I love crab. I love how sweet and delicate the taste is. What is not sweet and delicate about the crab, is however, the terminology used to grade it–the meat of crabs comes in different grades, depending on which part of the crab’s body it comes from and the overall size of the crab the meat is taken from. Take it away wikipedia:

Mega Jumbo Lump, is the largest whole unbroken pieces available from the blue crab and blue swimming crab.The meat is taken from the two largest muscles connected to the back swimming fins of the crab.

The jumbo lump grade crab meat comes from larger crabs, is the meat from the two large muscles connected to the swimming fins. Contrary to smaller portions of crab meat, it can be used whole. It has a brilliant white color and exquisite taste.

The Lump grade of crab meat is composed of broken pieces of Jumbo Lump, which are not included in the Jumbo Lump grade pack, and other flake pieces. This grade of crab meat is ideal for crab cakes and it is commonly used by manufacturers.

I mean … “Lump”?!? What crab marketers came up with that? Who wants to order and eat “Mega Jumbo Lump”? It sounds like either it’s something that is about to transform into an alien robot, or, will require a course of antibiotics. Either way…not so good.

But, I digress. I went to the store and got a little dungeness crab meat (sorry kids, no time to cook a live one tonight!) and came up with this crostini recipe with a little help from our friend Jamie Oliver, and a few pages on the internet. This was one of the most yummy things I have made for this blog thus far, so I really encourage you to give it a try – and it will only take you 10 min. 🙂

Crab Crostini

Makes 4

1 loaf ciabatta
150 g picked (cooked) crab
1 tbls fresh lemon juice
one pickled asian hot pepper, finely chopped.
4 tbls fennel tops, finely chopped
olive oil
one clove of garlic
salt and pepper to taste

Optional: gooey cheese or butter

Slice the ciabatta into rounds and toast. While waiting for the bread to toast, put the crab in a small bowl. Toss in the fennel, lemon juice, hot pepper and olive oil. Taste, as adjust seasonings…you want sweet crab, tart from the lemon, a little bit of hot, some fresh fennel. Really, follow your nose — you can’t really go wrong as long as you go easy on the delicate flavour of the crab.
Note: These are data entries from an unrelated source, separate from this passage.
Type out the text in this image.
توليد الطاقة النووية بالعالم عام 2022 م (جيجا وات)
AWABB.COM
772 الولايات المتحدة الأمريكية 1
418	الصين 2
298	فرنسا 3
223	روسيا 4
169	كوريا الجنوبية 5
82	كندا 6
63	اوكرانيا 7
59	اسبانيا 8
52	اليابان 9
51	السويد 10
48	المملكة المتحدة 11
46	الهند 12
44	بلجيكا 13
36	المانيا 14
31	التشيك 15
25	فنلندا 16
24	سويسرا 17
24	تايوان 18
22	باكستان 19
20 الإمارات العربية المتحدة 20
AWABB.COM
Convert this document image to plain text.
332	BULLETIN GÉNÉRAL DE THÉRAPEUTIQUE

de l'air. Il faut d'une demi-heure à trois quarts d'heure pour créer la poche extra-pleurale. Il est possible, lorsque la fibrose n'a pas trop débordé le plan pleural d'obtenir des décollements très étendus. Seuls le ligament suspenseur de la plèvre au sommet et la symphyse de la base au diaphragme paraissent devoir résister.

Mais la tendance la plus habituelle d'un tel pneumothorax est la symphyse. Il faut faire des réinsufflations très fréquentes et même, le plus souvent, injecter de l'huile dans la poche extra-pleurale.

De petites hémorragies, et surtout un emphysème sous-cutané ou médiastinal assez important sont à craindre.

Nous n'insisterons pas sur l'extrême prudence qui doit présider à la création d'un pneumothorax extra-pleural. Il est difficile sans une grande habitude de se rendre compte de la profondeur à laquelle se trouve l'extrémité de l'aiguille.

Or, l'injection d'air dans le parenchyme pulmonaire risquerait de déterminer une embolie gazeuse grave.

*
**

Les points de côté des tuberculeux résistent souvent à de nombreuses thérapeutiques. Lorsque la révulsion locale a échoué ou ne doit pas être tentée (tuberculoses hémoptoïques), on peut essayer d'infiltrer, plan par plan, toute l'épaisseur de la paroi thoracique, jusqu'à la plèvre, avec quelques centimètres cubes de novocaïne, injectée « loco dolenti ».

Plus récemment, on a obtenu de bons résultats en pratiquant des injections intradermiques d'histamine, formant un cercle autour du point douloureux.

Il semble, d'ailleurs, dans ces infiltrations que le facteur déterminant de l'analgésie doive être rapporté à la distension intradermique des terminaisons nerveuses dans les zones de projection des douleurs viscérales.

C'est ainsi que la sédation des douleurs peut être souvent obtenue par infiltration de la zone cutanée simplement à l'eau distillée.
When the bread pops, rub one side of each slice with a clove of fresh garlic. Optionally, spread A LITTLE of the  yummy cheese (I tried a goats milk brie called Cabriolet) or butter (my fave) on the bread. Pile on the crab mixture and server with a green salad, or in this case, with a sesame seaweed salad.

This would make a great light lunch or dinner, and would also be a fantastic and easy to make brunch offering.